Seht uns an
"To be seen" im NS-Dokumentationszentrum München

24. Oktober 2022 • Text von

Eine Vielzahl von Körpern, Geschlechtern, Identitäten, Intimitäten und Erzählungen. In der aktuellen Ausstellung im NS-Dokumentationszentrum München schafft die Institution nachträglich Sichtbarkeit für unterschiedliche Erfahrungen von LGBTIQ in Deutschland in der ersten Hälfte des 20. Jahrhunderts. Aktuelle künstlerische Positionen ergänzen die historische Ausstellung, sie sind als Interventionen im gesamten Haus zu finden.

Philipp Gufler, Quilt #50 (Lil Picard), Siebdruck auf Stoff, 2022, Courtesy the Artist und Galerie BQ Berlin.

Nicht gesehen, nicht als das, was man ist, erkannt zu werden und somit unsichtbar zu sein, ist eine existenzielle Form der Missachtung. Daher widmet sich die Ausstellung “To be seen” im NS-Dokumentationszentrum den Geschichten von LGBTIQ* in Deutschland in der ersten Hälfte des 20. Jahrhunderts. Dabei wird ein intimer Blick auf vielfältige Geschlechter, Körper und Identitäten geworfen. Die Ausstellung illustriert, wie queeres Leben in den 1920er Jahren immer sichtbarer wurde und ein offenerer Umgang mit diversen Rollenbildern entstand. Homosexuelle, trans- und nichtbinäre Personen konnten in ihrem Kampf für gleiche Rechte und gesellschaftliche Akzeptanz erste Erfolge erzielen. Nach der Machtübernahme der Nationalsozialisten wurde die LGBTIQ Subkultur jedoch weitgehend zerstört, nach 1945 wurden ihre Geschichten und Schicksale kaum archiviert oder erinnert.

Li: Alexander Sacharoff, ca. 1914 | © Deutsches Theatermuseum München, Archiv Hanns Hold; Re: Lili Elbe, Paris, 1926 | Quelle: Man into Woman, An Authentic Record of a Change of Sex, London: Jarrolds, 1933.

Mit der Ausstellung versucht das NS-Dokumentationszentrum, diesen selbstbestimmten queeren Lebensentwürfen, Verflechtungen und Akteuren nachträglich die ihnen gebührende Sichtbarkeit zu geben und diese historisch zu verorten.  Mit dem Fokus auf die Themen Netzwerke, Sichtbarkeit und Verfolgung zeigt die Ausstellung aktuelle, eigens für die Schau entwickelte künstlerische Positionen sowie historische Zeugnisse und Kunstwerke.

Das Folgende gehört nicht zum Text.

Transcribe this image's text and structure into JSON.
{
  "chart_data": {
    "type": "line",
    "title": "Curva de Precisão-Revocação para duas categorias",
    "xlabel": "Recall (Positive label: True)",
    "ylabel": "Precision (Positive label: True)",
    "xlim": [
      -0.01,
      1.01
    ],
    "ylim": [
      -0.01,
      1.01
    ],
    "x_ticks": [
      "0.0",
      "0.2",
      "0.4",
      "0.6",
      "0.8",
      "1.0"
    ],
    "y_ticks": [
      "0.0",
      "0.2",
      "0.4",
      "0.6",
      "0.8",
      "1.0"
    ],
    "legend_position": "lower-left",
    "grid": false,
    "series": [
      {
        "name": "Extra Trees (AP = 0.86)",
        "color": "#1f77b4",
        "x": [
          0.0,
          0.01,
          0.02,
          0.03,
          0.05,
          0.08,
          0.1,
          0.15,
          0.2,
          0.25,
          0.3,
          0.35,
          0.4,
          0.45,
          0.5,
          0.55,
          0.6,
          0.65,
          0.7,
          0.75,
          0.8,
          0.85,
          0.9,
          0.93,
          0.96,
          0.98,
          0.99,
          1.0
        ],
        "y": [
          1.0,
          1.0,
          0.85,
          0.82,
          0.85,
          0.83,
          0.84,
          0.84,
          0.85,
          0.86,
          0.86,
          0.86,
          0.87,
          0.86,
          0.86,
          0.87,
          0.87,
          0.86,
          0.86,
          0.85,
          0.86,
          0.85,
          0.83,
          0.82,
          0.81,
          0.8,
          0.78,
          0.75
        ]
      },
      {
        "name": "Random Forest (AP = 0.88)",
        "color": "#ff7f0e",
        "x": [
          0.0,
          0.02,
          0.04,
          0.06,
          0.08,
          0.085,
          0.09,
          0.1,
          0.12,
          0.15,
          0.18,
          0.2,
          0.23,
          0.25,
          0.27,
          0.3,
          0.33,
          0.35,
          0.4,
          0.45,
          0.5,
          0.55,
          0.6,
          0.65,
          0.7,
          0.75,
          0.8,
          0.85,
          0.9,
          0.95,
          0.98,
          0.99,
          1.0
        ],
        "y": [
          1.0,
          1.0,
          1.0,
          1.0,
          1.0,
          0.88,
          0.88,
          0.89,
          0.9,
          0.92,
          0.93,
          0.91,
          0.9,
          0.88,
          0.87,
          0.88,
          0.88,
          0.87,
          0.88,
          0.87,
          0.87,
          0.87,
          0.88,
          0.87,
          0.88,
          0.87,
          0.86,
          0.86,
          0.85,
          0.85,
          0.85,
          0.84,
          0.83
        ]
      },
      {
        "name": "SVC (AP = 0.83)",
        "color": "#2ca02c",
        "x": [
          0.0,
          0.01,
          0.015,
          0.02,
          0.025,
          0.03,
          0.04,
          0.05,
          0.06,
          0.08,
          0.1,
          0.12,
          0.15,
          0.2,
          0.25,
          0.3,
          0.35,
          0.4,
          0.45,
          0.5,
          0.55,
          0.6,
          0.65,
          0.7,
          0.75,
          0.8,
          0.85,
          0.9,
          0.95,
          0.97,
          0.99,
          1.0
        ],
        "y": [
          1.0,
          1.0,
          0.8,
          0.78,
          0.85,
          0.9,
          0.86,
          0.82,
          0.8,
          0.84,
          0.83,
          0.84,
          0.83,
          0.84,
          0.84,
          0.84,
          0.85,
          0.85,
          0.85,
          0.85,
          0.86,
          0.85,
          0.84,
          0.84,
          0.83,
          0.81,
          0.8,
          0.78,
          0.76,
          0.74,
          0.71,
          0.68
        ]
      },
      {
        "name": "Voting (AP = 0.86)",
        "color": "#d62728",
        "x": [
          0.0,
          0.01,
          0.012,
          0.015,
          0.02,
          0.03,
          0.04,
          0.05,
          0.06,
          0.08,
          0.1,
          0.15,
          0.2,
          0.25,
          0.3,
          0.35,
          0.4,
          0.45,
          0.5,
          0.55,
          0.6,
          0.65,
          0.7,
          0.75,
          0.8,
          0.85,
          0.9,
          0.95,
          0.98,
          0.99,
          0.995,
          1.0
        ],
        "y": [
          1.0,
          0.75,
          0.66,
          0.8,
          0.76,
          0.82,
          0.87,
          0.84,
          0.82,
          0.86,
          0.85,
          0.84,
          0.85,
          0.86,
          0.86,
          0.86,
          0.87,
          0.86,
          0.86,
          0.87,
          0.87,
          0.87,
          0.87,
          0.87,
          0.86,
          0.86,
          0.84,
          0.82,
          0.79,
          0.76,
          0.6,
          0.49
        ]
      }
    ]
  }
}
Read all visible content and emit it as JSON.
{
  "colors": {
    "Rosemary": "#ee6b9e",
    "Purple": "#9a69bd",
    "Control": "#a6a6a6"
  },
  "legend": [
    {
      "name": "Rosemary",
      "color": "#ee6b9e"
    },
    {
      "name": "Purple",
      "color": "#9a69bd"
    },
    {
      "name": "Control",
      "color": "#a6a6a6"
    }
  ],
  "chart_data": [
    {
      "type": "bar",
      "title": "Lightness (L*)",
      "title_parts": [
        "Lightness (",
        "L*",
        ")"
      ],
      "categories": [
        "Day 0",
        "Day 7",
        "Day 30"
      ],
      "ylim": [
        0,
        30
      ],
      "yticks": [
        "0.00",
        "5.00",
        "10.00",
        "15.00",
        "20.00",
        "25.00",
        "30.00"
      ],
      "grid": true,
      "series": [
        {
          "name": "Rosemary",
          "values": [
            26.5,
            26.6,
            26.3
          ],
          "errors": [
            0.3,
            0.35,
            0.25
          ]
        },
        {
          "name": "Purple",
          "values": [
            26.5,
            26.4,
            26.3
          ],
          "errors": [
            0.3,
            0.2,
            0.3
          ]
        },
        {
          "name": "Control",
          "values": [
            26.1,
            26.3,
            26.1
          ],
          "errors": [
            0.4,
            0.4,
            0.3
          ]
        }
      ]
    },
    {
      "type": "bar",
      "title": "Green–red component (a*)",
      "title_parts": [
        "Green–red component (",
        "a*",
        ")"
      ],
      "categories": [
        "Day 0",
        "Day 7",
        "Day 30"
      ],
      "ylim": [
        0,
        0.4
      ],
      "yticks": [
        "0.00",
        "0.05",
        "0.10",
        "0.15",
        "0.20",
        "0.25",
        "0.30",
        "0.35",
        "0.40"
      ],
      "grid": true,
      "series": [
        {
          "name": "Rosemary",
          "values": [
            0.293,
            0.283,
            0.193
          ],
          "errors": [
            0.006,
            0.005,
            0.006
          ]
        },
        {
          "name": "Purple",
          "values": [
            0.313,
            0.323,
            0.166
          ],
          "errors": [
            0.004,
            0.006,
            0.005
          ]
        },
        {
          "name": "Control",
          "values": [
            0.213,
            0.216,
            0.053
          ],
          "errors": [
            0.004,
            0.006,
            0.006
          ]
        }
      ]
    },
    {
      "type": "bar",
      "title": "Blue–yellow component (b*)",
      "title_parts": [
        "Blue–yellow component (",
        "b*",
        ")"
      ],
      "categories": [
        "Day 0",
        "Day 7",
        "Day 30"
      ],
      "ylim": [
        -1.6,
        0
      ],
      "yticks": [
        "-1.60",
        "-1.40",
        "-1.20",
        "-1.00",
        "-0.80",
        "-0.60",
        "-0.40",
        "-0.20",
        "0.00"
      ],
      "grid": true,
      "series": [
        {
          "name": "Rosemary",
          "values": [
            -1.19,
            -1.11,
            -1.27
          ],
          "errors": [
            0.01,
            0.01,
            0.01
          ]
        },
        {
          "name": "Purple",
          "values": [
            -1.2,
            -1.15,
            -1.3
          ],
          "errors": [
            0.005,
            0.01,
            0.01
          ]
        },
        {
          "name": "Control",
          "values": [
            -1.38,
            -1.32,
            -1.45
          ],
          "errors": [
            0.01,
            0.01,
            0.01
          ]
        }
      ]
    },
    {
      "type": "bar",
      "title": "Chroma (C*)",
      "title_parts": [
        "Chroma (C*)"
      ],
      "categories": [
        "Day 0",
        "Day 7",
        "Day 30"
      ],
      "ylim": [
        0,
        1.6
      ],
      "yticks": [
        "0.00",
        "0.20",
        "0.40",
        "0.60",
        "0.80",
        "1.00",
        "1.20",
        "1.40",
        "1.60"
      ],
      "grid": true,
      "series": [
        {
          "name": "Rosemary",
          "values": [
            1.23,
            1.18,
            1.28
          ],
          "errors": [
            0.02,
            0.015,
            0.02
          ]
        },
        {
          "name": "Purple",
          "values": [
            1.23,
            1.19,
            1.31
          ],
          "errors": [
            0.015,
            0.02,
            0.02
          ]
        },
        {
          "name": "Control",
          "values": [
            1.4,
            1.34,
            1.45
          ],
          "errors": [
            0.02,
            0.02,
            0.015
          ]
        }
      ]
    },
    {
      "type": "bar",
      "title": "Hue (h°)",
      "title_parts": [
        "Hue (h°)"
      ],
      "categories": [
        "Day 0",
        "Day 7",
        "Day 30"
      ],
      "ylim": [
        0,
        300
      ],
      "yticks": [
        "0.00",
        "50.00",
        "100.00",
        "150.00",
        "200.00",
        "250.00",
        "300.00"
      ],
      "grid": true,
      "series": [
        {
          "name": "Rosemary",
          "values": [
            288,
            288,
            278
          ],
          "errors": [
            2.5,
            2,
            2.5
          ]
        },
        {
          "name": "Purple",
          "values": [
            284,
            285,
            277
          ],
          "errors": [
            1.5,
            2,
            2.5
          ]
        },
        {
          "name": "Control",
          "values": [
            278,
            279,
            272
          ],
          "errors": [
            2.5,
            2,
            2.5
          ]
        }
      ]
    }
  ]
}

Eingebettet in die historische Dauerausstellung “München und der Nationalsozialismus” ermöglicht “To be seen” einen tiefen und vielfältigen Einblick in die queere Geschichte. Fotografien, Dokumente und zeitgeschichtliche Magazine zeigen eine lebendige, innovative und solidarische queere Kultur.

Maximiliane Baumgartner: You look at us – we look at you, 2022 Aussenansicht NS-Dokumentationszentrum München, Foto: Connolly Weber Photography.

Vielfalt, Aufbruch und Solidarität, aber auch Verfolgung und Ausgrenzung kennzeichnen diese Kultur, die geschlechtliche Stereotypen infrage stellen und neue Körper- und Rollenbilder entwerfen wollte. Die aktuellen, zeitgenössischen künstlerischen Positionen, die im Kontext der historischen Ausstellung zu finden sind, greifen diese Ambivalenzen auf. Die Kontinuitäten von Diskriminierung und Verletzungen, aber auch der Zusammenhalt unter queeren Menschen stehen im Fokus. So werden unterschiedliche Formen des Erinnerns aufgegriffen und vergessene oder verdrängte Erzählungen aus der historischen Unsichtbarkeit zurück ins Licht gerückt.

WANN: Die Ausstellung ist noch bis zum 21. Mai 2023 zu sehen.
WO: NS-Dokumentationszentrum, Max-Mannheimer-Platz 1, 80333 München.